La Iglesia Parroquial de San Pedro Apóstol, fue construida a finales del siglo XVIII, concretamente en el año 1780, y concluida en el 1788, habiendo fuentes que sitúan una iglesia anterior, en el centro de la población renacentista, desde el siglo XVI.
Así pues, nos encontramos ante uno de los emblemas eclesiásticos más importantes de la zona de la Vega Baja, dependiente del Obispado de Orihuela antiguamente y; producto del Barroco levantino, que muestra una estructura arquitectónica compleja, evidenciada en su planta jesuítica.

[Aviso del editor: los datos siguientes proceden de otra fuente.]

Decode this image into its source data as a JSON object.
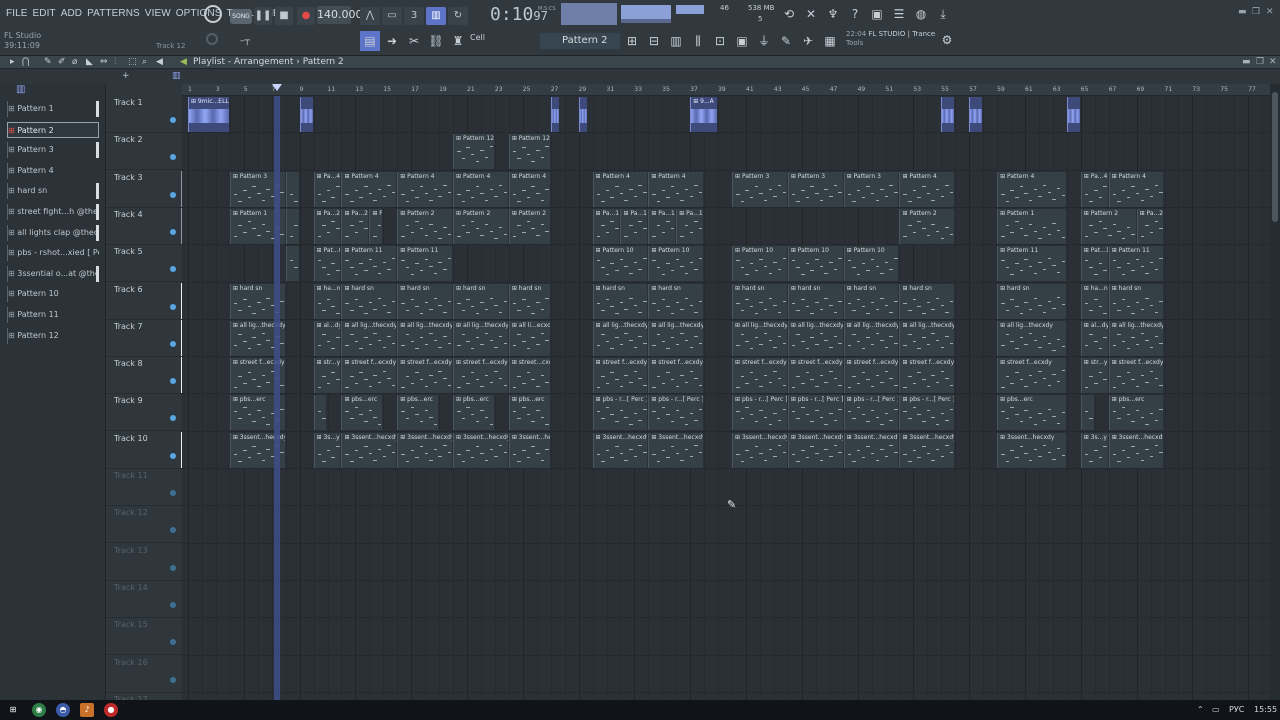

La planta jesuítica, se formula mediante una nave central con capillas laterales comunicadas entre sí, a través de pequeños arcos; contiene un coro a sus pies y una cúpula central en el crucero, realizada por Fray Antón Villanueva. Observamos una segunda nave, posteriormente construida, para albergar la Capilla de la Virgen del Rosario, que se compone de una planta de cruz latina.
Su fachada, se muestra austera y sin decoración incisa ya que, todo indicio, fue destruido debido al terrible acontecimiento sucedido en el año 1829: un terremoto, que asoló toda la Vega Baja, llegando incluso hasta el Baix Vinalopó. Su fachada se constituirá mediante la concentración de la decoración en la portada o puerta principal, al estilo de las iglesias de la zona del levante y Valencia.
La torre, es de tipo campanario, de planta rectangular y tres cuerpos, situado en un lateral de la fachada principal de la iglesia. El primero de los cuerpos se divide en dos tramos con escalera de caracol o castellana y las esquinas cuentan con una decoración de ladrillo. El segundo cuerpo dispone de cuatro aperturas para las campanas. Y el tercer cuerpo, presenta dos tramos con decoración de pináculos en su parte superior rematándolo. El primero tiene cuatro aperturas con arcos de medio punto y estribos diagonales y el segundo, presenta un óvalo por cada lado y está rematado por una cubierta a cuatro aguas y cruz con veleta.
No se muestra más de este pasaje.